Hybrids, magma mixing and enriched mantle melts in post-collisional Variscan granitoids: the Rastenberg Pluton, Austria

A. Gerdes1,3,4, G. Wörner1 & F. Finger2

1 Geochemisches Institut, Goldschmidtstr. 1, 37077 Göttingen, Germany
2 Institut für Mineralogie, Hellbrunnerstr. 34, 5020 Salzburg, Austria
3 Departamento de Mineralogía y Petrología, Campus Fuentenueva, 18002 Granada, Spain
4 NERC Isotope Geosciences Laboratory, Keyworth, Nottingham NG12 5GG, UK ager{at}bgs.ce.uk

The composite Rastenberg Pluton in the South Bohemian Massif preserves an example of generation of relatively homogeneous granitoid hybrids by mixing of mafic and felsic magmas. Metaluminous melagranites and quartz monzonites, the main lithologies of the pluton, are interpreted to be hybrids. In contrast, a slightly peraluminous biotite granodiorite is considered to be a lower-crustal melt. In addition, abundant mafic ultrapotassic enclaves, country-rock lamprophyres and quartz monzodiorite bodies represent distinct lithospheric mantle-derived magmas, which were only slightly modified by fractionation and/ or magma mixing. Almost continuous linear chemical and isotope correlations joining the enclaves, quartz monzonites, melagranites and granodiorites indicate the importance of a mixing process in the generation of these rocks.

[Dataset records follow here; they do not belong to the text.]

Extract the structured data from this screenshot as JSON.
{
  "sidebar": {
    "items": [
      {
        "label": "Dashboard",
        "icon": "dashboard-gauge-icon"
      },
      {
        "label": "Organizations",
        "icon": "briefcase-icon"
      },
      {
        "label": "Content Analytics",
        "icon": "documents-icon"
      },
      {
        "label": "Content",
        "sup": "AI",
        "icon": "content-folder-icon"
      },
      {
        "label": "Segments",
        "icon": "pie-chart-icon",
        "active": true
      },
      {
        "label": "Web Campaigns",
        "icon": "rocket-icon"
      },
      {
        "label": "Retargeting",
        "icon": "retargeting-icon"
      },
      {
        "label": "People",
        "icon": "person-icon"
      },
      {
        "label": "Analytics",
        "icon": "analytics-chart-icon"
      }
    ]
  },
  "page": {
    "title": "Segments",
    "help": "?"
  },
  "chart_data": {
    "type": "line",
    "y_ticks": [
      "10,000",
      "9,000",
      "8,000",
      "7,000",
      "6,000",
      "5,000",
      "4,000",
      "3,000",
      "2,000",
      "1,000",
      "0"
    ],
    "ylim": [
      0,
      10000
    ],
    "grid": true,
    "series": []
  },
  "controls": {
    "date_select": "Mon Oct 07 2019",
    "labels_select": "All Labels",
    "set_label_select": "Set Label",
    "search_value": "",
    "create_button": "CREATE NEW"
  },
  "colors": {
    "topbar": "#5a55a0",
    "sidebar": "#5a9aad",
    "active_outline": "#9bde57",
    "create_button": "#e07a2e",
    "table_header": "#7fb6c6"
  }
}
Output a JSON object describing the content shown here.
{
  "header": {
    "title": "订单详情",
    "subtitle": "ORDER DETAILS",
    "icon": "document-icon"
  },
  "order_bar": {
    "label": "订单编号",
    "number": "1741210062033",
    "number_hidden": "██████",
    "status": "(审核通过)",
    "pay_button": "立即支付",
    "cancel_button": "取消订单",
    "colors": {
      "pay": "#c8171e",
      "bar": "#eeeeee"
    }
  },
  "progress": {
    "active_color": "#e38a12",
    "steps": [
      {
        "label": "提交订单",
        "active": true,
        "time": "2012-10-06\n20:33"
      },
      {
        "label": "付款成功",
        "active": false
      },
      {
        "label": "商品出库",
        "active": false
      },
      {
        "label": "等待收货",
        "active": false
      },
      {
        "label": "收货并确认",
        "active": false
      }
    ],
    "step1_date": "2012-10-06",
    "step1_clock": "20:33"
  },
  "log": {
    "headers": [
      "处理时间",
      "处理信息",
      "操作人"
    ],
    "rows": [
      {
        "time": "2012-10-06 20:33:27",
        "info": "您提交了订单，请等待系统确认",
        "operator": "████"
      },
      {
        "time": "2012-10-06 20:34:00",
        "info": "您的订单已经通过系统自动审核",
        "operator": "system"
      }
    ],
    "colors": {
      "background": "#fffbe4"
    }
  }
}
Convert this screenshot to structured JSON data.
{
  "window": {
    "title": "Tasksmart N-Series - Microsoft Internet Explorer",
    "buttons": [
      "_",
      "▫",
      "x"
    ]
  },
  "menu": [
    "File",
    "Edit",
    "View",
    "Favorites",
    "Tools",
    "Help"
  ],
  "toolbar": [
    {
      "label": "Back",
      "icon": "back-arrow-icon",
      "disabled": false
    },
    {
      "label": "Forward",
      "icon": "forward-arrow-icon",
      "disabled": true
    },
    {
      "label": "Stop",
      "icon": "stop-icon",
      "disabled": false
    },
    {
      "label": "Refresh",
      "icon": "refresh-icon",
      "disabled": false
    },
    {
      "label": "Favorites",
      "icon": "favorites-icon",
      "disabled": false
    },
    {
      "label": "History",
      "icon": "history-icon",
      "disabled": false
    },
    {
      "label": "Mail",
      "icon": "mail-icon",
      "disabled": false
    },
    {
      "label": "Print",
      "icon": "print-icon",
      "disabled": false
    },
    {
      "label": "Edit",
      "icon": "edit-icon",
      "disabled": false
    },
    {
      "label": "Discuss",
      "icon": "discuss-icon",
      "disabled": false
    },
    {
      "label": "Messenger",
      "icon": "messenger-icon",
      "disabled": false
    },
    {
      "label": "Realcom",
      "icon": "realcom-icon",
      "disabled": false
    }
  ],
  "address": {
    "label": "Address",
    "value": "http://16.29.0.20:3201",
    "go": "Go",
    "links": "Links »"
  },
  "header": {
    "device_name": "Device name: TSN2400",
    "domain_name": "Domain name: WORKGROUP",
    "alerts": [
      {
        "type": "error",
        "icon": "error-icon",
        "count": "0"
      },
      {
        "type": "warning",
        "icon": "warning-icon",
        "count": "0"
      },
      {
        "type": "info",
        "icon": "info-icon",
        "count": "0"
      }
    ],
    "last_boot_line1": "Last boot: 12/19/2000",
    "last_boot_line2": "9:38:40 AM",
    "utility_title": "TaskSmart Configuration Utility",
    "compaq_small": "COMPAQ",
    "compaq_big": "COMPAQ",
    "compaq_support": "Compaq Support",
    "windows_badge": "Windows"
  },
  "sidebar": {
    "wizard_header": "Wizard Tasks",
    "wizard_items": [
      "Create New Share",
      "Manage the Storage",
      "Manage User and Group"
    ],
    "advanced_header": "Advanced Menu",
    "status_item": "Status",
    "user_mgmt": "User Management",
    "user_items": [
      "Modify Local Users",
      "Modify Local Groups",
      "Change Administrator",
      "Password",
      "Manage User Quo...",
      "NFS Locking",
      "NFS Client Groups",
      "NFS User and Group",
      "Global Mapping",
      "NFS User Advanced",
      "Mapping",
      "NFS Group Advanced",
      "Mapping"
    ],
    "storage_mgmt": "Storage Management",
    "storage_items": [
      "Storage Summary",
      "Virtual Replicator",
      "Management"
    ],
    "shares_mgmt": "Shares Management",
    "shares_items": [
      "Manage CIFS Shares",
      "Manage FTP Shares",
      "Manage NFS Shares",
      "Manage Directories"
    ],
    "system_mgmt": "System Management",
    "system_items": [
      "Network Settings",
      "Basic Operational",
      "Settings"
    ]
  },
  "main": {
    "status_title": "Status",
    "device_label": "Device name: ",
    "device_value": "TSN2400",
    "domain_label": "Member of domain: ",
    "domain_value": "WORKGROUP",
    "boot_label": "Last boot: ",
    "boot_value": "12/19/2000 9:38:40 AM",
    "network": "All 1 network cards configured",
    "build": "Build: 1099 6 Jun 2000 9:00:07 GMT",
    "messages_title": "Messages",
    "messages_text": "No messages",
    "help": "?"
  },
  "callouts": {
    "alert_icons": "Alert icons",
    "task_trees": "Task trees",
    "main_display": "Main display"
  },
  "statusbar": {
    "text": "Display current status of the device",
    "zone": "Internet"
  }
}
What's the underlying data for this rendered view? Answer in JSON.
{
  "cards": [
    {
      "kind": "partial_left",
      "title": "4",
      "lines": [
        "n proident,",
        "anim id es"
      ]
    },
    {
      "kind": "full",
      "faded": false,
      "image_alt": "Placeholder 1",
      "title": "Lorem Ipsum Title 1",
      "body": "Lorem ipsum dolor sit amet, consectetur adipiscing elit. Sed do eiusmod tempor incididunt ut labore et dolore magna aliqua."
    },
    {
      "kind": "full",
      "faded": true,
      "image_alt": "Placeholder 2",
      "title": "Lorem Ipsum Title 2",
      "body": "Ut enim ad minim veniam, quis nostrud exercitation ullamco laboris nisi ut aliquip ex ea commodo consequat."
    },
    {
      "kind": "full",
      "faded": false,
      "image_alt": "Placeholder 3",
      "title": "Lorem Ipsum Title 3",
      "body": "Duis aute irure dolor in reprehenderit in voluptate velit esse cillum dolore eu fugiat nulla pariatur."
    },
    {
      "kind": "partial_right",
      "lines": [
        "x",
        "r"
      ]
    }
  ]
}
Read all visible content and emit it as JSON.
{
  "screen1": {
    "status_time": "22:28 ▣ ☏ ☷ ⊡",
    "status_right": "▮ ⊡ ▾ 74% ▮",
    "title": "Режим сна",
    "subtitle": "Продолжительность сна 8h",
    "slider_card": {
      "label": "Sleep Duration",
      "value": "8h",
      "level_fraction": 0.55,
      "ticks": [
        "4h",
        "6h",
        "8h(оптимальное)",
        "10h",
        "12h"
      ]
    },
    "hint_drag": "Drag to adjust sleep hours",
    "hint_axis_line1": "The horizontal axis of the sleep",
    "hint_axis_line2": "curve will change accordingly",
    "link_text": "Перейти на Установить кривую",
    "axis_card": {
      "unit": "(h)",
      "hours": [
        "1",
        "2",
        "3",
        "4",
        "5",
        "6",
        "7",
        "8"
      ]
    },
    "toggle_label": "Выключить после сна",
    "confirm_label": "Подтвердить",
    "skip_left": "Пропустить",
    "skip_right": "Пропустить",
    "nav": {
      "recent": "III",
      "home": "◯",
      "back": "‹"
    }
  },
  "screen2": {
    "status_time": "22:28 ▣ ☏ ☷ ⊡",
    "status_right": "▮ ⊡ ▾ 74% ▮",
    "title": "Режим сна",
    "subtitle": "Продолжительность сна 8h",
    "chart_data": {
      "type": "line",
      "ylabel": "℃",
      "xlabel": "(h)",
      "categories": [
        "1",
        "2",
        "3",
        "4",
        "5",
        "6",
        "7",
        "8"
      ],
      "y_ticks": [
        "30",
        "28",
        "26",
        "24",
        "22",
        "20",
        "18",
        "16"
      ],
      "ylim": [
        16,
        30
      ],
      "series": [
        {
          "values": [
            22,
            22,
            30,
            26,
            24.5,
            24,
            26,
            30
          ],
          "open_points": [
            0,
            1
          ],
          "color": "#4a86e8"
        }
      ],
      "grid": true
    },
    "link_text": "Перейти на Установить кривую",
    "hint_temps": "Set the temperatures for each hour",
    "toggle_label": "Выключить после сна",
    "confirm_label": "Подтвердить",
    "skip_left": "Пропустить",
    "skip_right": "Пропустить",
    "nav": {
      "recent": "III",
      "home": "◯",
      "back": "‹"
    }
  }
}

Incompatible elements decrease with increasing silica and moderate negative Eu anomalies disappear towards the granodioritic endmember. Pb, Sr and Nd isotopes show typical crustal values in all granitoids but are more radiogenic in the ultrapotassic endmember. In the Rastenberg Pluton, the interaction of mantle- and crustal-derived magmas has produced unequivocal petrographic, chemical and isotopic evidence for mixing and mingling. Because similar features are lacking in most other Variscan plutons, we suggest that mantle magmas were not substantially involved in their genesis. Nevertheless, small-volumes of hybrids, involving variably enriched mantle-derived melts, do crop out locally throughout the central Variscides. In view of the generally strongly enriched nature of these small volume hybrid magmas, we suggest that voluminous mantle melting and large-scale magmatic underplating are unlikely to have occurred.